Sometimes guys use “maybe” in a playful way to say “yes” while appearing nonchalant. Read between the lines by considering his enthusiasm level, then respond accordingly:
- Haha got it, that was a coy yes in guy speak! Can’t wait for our date Friday.
- I’ll interpret that maybe as a yes – you’re so cute when you play hard to get!
- Ah, wink wink I think your maybe means you’re totally in but want to seem chill. See you tonight!
- Reading between the lines – I’ll take that as a yes! You’re just trying to play it cool, I know your game mister ;).
- Someone’s trying to seem mysterious by responding with maybe! I’ll take it as a yes and book those concert tickets for us.
When In Doubt, Make Him Chase You
If you’re unsure whether he’s genuinely busy or just not interested, don’t wait around. Make exciting plans without him to trigger FOMO.
- Okay, I’m going to make other plans since I didn’t get a firm yes from you. Have a good weekend!
- Let me know if you can give me a definite yes. If not, no worries, I’ll hang with my friends instead.
- I’d love a clear yes or no by 6 pm. If I don’t hear back, I’ll go ahead and give your ticket away. Hope you understand!
- That maybe sounds more like a no so I’ll go ahead and schedule other plans. But if you get a free evening, let me know!
- Since I can’t tell if you’re interested or not, I’ll make other plans. Have a good one!
FAQs
What does it mean if a guy says maybe to hanging out?
It could mean he’s genuinely not sure of his schedule yet. But it can also signal he’s on the fence about you, afraid of rejection, or trying to seem “cool.” Give it a few days to see if he follows up with more interest. If he continues being ambiguous, he’s likely just not that enthused.
What’s the best response when a guy says maybe to dating you?
Don’t chase after a “maybe” – be direct that you want someone who’s excited to be with you.
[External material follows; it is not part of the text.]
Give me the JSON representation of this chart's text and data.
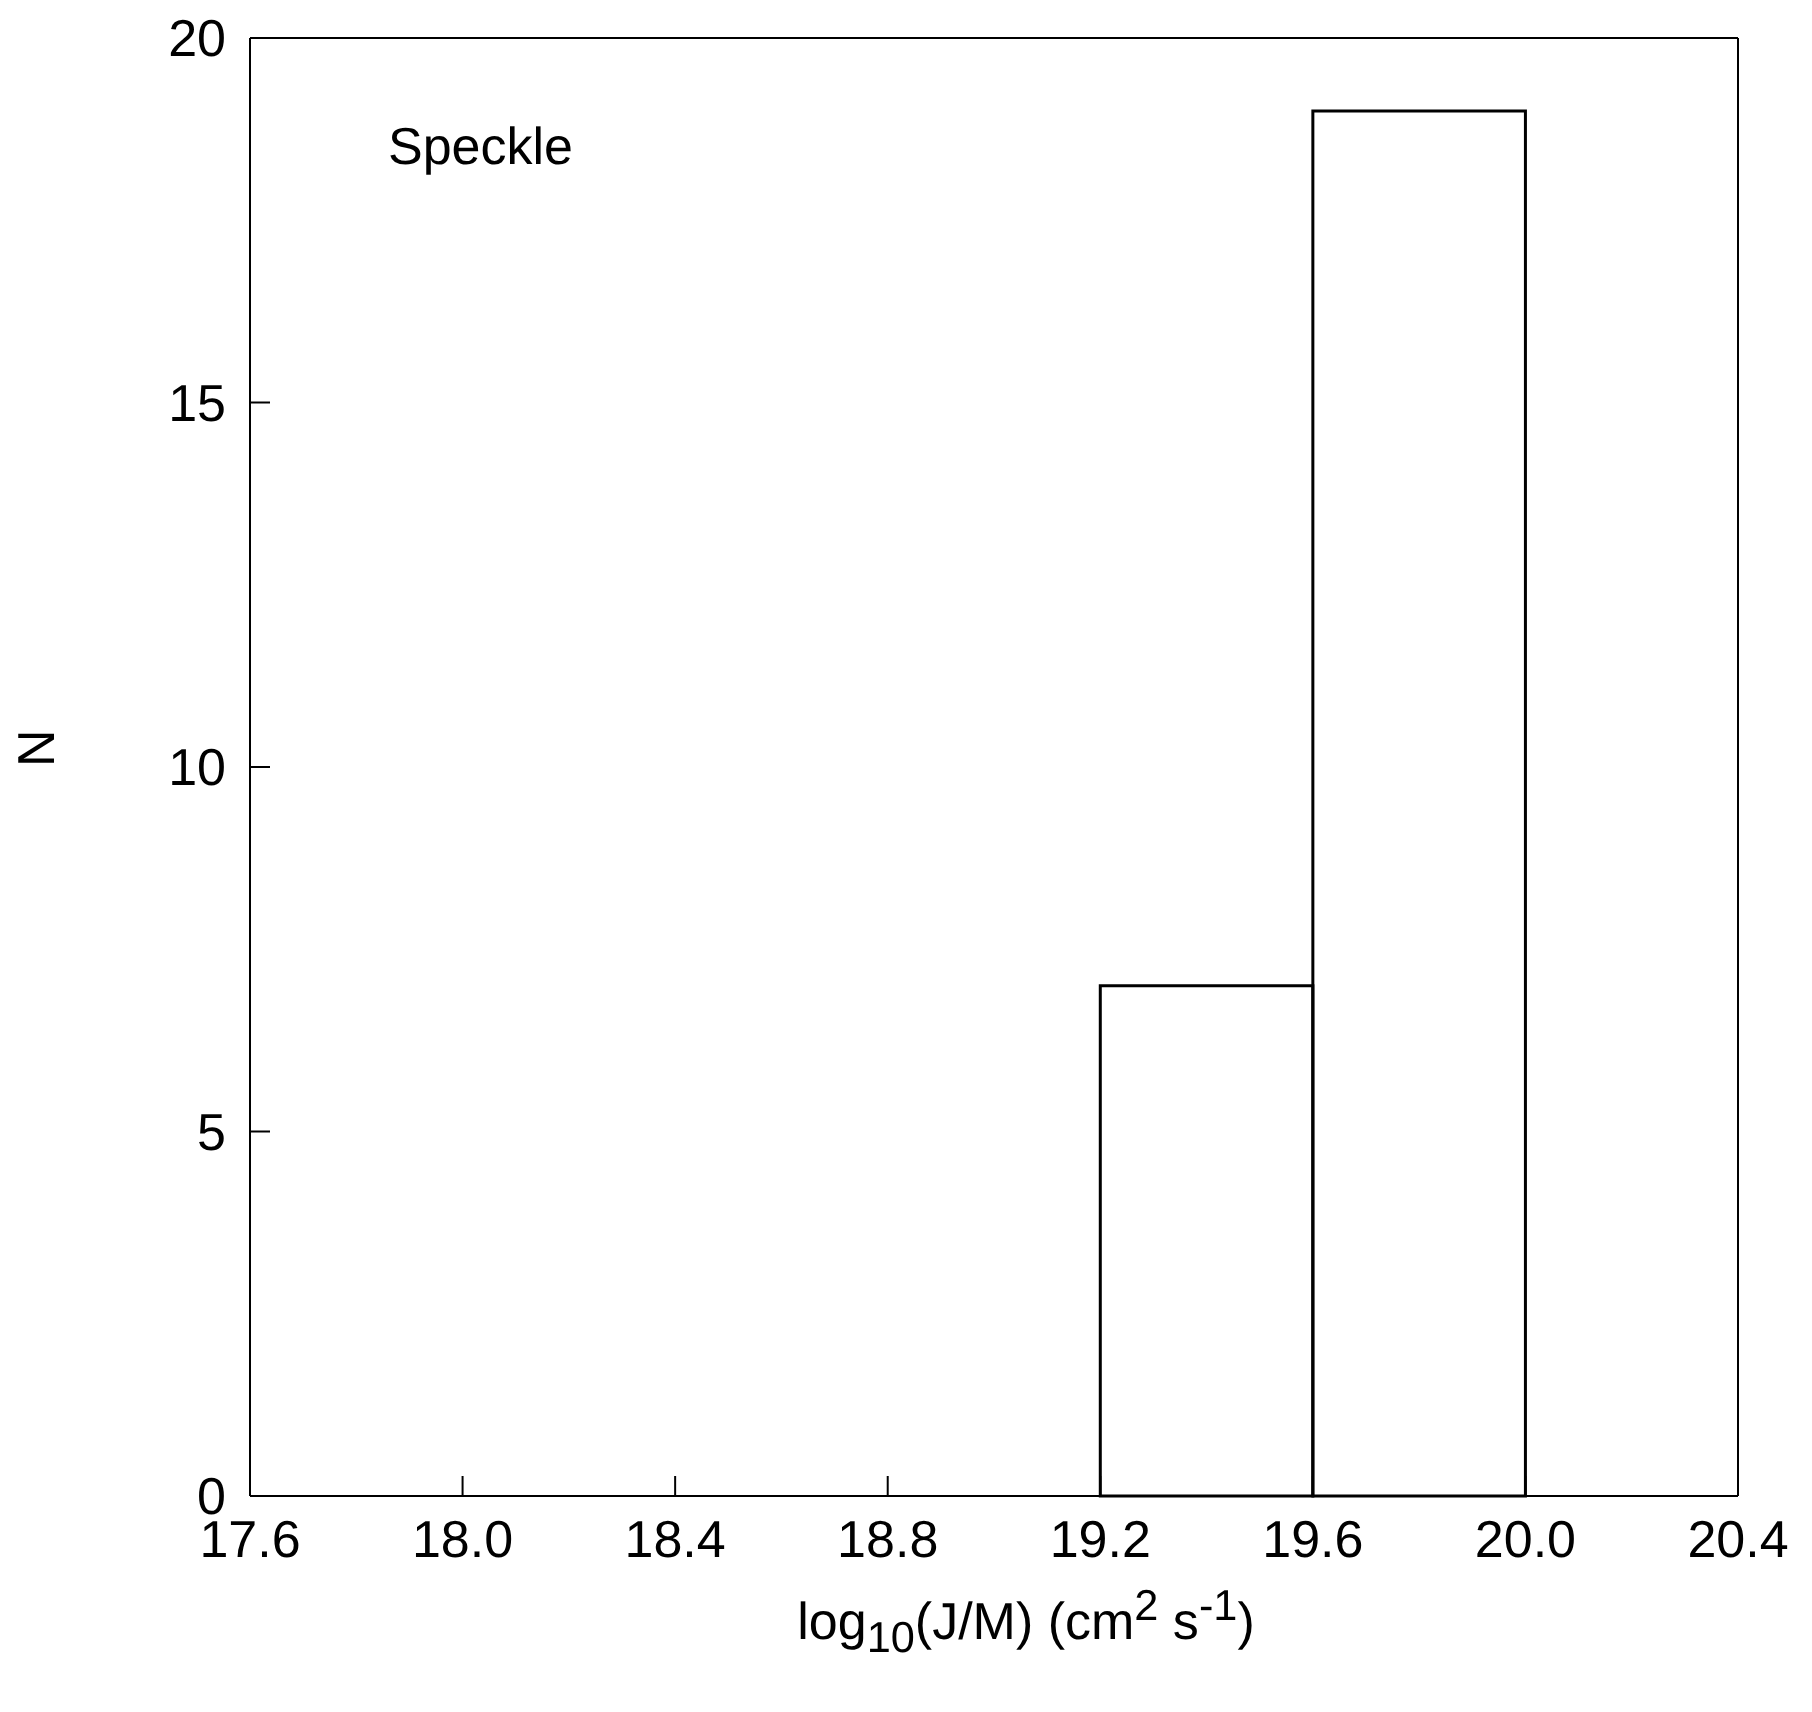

Responses like “I don’t date people who are unsure about me” or “I’m looking for someone all in” make it clear you won’t wait around for him to decide if he likes you. His loss!
Is it OK to say maybe to a guy asking you out?
It’s fine to ask for time or wait until you check your schedule. But don’t give a noncommittal “maybe” if you know you’re not interested. Be clear so he can direct his efforts elsewhere rather than getting strung along.
What does it mean when a guy says maybe to being exclusive?
This likely signals he’s not ready to fully commit. Don’t pressure him, but also don’t wait around endlessly. Let him know you want someone as excited to be your boyfriend as you are. His reluctance doesn’t necessarily mean he’s the wrong guy – he may just need more time. But if the ambiguity persists, it may be time to move on.
How do you tell if a guy’s “maybe” is a “yes” or “no”?
Look at his other actions – does he seem very interested and engaged otherwise? Some guys say “maybe” when they mean “yes” but want to appear chill. But consistent disinterest in making plans with you likely means his “maybes” are actually soft nos. Pay more attention to his enthusiasm level than the words themselves.